Редькин отпустил его воротник. Отвел глаза.
— Спасибо, друг! — наконец сказал он. — Не думай — я все понимаю... Только не могу я вас взять с собой... Я немчуру бить хочу, понимаешь?.. А с госпиталем они нас бить будут!
В это время грохнул отдаленный взрыв, и тотчас же еще и еще. Потом с минуту далеко у противника что-то рвалось и грохало. Редькин вытер фуражкой лицо и просветлел:
— Накрыли минометы мои хлопцы. Шибаев — цены ему нет!
Подполз Копп. Шепелявя и заикаясь, рассказал Борису о положении дел.
— Что он там бормочет? — спросил Редькин.
— Говорит, осталось пять человек в живых. Двое умрут через час-два.
— Если так — ладно! — Редькин, вытянув шею, смотрел сквозь кустарник в сторону болота. — Ежели сейчас еще тяжелых не подволокут, возьмем с собой.

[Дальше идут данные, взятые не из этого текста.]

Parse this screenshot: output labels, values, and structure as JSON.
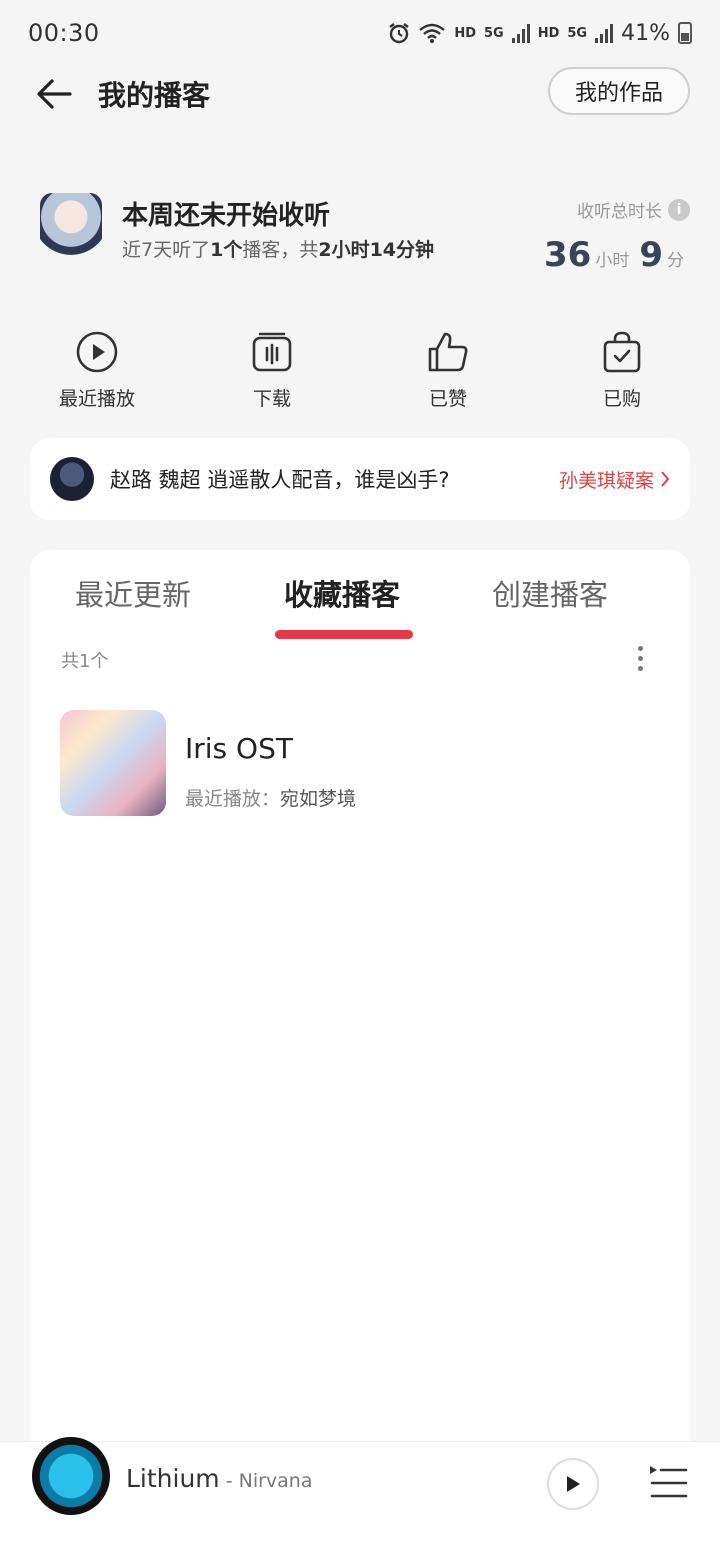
{
  "status_bar": {
    "time": "00:30",
    "hd1": "HD",
    "net1": "5G",
    "hd2": "HD",
    "net2": "5G",
    "battery": "41%"
  },
  "header": {
    "title": "我的播客",
    "works_button": "我的作品"
  },
  "profile": {
    "week_title": "本周还未开始收听",
    "week_sub_prefix": "近7天听了",
    "week_sub_count": "1个",
    "week_sub_mid": "播客，共",
    "week_sub_duration": "2小时14分钟",
    "total_label": "收听总时长",
    "total_hours": "36",
    "hours_unit": "小时",
    "total_minutes": "9",
    "minutes_unit": "分"
  },
  "quick_actions": [
    {
      "label": "最近播放",
      "icon": "play-circle-icon"
    },
    {
      "label": "下载",
      "icon": "download-icon"
    },
    {
      "label": "已赞",
      "icon": "thumbs-up-icon"
    },
    {
      "label": "已购",
      "icon": "purchased-bag-icon"
    }
  ],
  "now_playing_card": {
    "text": "赵路 魏超 逍遥散人配音，谁是凶手?",
    "link": "孙美琪疑案"
  },
  "tabs": [
    {
      "label": "最近更新",
      "active": false
    },
    {
      "label": "收藏播客",
      "active": true
    },
    {
      "label": "创建播客",
      "active": false
    }
  ],
  "list": {
    "count": "共1个",
    "items": [
      {
        "title": "Iris OST",
        "sub_label": "最近播放：",
        "sub_value": "宛如梦境"
      }
    ]
  },
  "player": {
    "song": "Lithium",
    "separator": " - ",
    "artist": "Nirvana"
  },
  "colors": {
    "accent_red": "#e8374b",
    "link_red": "#e0413f",
    "background": "#f5f5f6"
  }
}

Он вскочил и пошел вдоль кустарника, осматривая позиции бойцов. Где-то ржала лошадь. Тянуло пороховой гарью. Перебежками спешили к лазарету легко раненные, двух вели под руки. У Бориса тяжко набухло и забилось сердце. Если их будет много, беспощадный Редькин бросит его здесь вместе с ними. Он с ужасом представил себе, что будет. Руки у него тряслись. Он провел языком по сухим губам и выпрямился. Раскис! Что будет, то будет. Ему поручают людей, и он отвечает за их жизнь... Страшный ты человек, командир Редькин. Ведь придут эсэсовцы...
— Доктор, посмотрите! — Двое положили около него пожилого мужика с окровавленным лицом. Он оглянулся. Верный Копп с манеркой воды и бутылью спирта был рядом. Около него, еще не придя в себя, безумно разглядывала всех чумазая Надя.

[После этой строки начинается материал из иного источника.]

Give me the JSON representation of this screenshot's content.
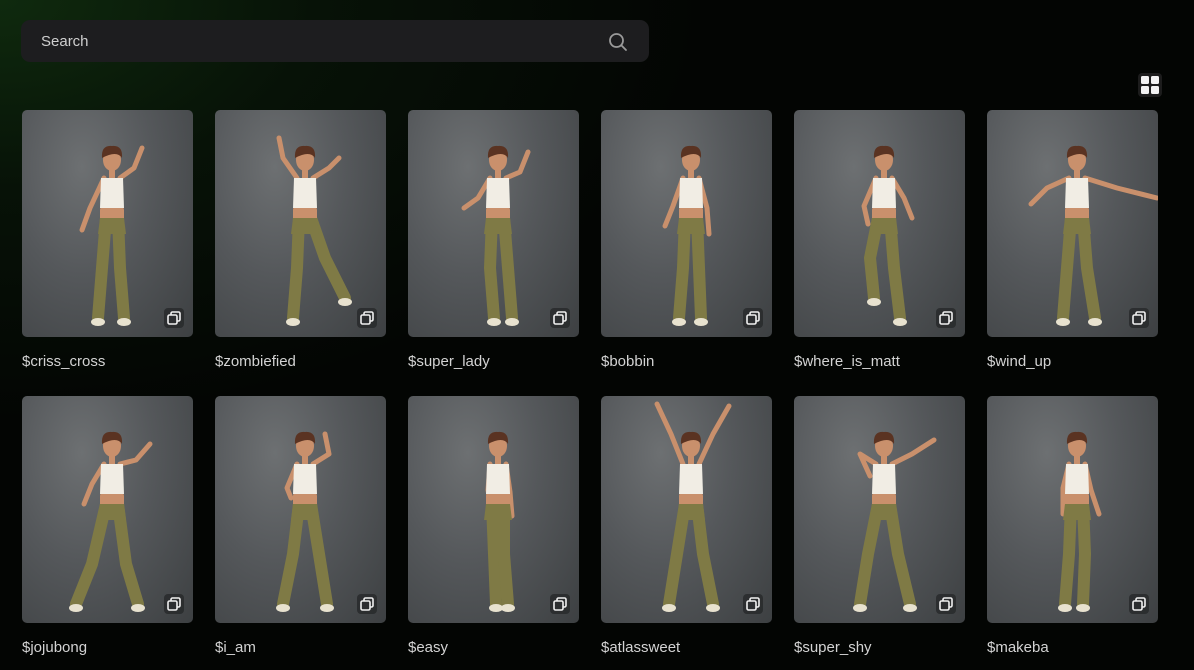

Человек стонал. Стон был глухой, рвущийся. Борис ощупал голову, смочил и промыл рану. Череп был весь разворочен. Виден был мозг. Человеку жить оставалось мало. Репнев приказал Коппу и Наде отнести его к остальным. Раненый сипел, а не стонал.
Второй был контужен и только мотал головой, приходя в себя. Борис, осматривая остальных раненых, почти непроизвольно пытался их зачислить в ходячие... Он боролся с собой, но ничего не мог поделать, страх путал мысли... Эсэсовцы, подходящие со всех сторон, поигрывая автоматами, и он с ранеными... Он застонал от яви этой галлюцинации.
Подошла Надя. Веснушчатое лицо ее было уже спокойно. Это спокойствие остервенило Бориса.
— Надя, — сказал он, — в случае прорыва мы с вами остаемся с ранеными.
— Что? — Она сразу вся заледенела.
— Копп не может остаться. Он дезертир. Останемся мы с вами.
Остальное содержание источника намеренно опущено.